Now, for a living I recycle other people's stories. Sometimes I exaggerate the details. In college I learned from my friend Rick that embellishment and nicknames make common tales legendary. Stories of "Positive" Scott and biology experiments-gone-wrong are shelved in my memory.
The art of story-telling, however, requires more than attention to (and extension of) detail. Narration sizzles or falters based upon the voice of its author. Engaging story-tellers lean in to whisper, stand up to shout, pause and posture, blink and stare; voice is incarnated.
Some stories are impossible to exaggerate. One that I often tell is an old, old story... It begins with a voice that could have been a whisper or shout. C.S. Lewis and modern scholarship envision the Genesis voice as a song. Ken Ham and New Creationists consider the initial utterance as a scientific statement. (Literary criticism has killed many a good tale.)
This Story is the grand narrative of the Bible. Its central characters are God the Father, Son and Holy Spirit and God's covenant people. Its plot line unfolds from Creation, Curse, Covenant, and Cross (and Resurrection!) to Church and Culmination. The biblical plot is not static; it moves. The biblical plot is not linear; it spirals. The biblical plot does not resolve; it rises from the dead.

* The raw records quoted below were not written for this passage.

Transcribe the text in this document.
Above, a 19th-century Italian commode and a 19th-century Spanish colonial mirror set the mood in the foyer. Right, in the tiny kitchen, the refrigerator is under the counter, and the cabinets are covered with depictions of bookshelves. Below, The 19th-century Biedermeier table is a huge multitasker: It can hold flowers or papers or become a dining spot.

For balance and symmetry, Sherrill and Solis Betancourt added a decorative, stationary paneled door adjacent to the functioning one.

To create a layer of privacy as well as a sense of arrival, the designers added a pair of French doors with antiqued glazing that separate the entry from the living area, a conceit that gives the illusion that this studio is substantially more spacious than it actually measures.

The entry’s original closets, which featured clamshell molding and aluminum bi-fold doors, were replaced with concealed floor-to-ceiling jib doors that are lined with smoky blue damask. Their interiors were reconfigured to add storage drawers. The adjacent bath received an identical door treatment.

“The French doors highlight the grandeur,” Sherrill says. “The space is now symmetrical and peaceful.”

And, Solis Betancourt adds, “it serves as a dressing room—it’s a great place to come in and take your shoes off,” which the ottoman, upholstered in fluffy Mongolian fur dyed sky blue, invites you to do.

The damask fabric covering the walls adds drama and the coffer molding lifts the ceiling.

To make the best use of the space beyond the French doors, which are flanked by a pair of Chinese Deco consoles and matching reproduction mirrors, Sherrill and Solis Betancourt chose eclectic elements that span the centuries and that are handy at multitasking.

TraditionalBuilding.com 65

Every plot is a version or perversion of His. In the beginning... spawned Once upon the time... He is risen! birthed Happily ever after. Plots and stories permeate our world. God is not dead. We must tell.

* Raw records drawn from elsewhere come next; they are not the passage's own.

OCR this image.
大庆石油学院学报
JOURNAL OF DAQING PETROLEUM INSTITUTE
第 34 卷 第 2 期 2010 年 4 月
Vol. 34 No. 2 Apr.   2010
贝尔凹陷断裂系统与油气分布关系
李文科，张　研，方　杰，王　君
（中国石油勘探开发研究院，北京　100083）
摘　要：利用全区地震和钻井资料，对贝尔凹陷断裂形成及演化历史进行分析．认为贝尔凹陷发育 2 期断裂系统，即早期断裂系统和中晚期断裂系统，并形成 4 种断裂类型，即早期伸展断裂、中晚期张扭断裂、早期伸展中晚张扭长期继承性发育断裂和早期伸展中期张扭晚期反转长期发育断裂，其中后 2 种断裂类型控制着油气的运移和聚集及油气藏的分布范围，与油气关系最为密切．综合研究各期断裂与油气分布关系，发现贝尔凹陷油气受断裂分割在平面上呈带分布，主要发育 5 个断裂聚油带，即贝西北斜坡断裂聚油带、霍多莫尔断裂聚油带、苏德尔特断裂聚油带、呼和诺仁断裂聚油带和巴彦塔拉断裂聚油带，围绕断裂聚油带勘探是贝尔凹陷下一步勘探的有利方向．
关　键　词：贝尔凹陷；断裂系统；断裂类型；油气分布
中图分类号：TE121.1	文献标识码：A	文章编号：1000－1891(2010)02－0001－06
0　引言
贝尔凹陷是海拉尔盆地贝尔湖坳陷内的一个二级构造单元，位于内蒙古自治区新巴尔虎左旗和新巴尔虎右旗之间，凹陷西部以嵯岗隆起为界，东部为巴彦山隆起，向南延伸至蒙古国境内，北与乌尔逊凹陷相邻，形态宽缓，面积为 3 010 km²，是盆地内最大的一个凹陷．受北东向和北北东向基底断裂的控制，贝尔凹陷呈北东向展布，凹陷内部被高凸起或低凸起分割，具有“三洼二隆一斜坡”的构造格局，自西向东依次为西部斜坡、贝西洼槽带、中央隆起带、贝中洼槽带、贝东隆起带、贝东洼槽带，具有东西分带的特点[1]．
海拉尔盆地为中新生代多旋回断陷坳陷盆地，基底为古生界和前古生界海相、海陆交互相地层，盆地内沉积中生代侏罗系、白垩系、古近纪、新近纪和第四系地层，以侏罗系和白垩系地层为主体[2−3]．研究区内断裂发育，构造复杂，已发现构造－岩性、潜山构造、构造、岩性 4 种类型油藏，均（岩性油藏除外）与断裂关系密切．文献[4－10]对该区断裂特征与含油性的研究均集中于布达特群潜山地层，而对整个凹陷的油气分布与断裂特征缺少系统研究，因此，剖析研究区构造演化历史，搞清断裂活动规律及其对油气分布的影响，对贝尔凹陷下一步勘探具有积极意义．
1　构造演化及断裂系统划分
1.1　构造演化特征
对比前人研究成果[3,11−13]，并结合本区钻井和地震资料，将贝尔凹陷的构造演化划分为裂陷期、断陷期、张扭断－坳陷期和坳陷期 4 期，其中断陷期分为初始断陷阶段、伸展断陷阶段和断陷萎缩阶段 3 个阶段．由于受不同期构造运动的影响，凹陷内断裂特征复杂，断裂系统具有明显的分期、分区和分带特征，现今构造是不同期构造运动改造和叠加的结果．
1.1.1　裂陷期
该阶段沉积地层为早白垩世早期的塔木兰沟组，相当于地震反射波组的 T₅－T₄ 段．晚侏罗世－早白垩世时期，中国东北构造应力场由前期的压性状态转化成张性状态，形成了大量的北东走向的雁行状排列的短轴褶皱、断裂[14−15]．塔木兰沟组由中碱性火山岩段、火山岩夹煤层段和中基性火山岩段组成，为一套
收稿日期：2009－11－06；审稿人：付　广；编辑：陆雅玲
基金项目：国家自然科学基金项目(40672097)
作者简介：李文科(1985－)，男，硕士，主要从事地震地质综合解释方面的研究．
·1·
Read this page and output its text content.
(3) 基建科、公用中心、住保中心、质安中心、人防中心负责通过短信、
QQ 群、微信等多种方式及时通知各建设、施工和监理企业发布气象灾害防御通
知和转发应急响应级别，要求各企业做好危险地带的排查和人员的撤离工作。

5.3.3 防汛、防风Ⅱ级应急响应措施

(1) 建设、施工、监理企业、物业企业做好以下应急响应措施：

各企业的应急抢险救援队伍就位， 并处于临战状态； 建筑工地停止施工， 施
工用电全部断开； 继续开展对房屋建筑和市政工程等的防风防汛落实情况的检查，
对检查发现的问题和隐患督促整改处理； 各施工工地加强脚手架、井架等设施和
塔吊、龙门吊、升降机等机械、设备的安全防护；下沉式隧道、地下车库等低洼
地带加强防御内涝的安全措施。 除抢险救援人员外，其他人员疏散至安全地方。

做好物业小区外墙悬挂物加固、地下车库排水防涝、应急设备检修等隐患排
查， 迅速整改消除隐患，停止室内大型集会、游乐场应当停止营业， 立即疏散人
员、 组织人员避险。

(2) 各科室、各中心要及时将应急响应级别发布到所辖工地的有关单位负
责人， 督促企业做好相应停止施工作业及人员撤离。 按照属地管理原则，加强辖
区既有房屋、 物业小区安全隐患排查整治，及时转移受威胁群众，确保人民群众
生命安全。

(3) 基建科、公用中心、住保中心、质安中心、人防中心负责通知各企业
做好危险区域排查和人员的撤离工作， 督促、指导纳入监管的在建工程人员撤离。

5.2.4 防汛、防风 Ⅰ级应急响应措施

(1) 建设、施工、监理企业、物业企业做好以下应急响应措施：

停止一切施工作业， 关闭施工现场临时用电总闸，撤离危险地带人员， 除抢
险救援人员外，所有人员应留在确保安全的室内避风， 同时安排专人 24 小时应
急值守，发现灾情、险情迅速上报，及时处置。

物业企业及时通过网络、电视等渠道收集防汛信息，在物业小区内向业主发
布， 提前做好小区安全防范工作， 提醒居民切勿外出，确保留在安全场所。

And as He spoke, He no longer looked to them like a lion; but the things that began to happen after that were so great and beautiful that I cannot write them. And for us this is the end of all the stories, and we can most truly say that they all lived happily ever after. But for them it was only the beginning of the real story. All their life in this world and all their adventures in Narnia had only been the cover and the title page: now at least they were beginning Chapter One of the Great Story which no one on earth has read: which goes on for ever: in which every chapter is better than the one before.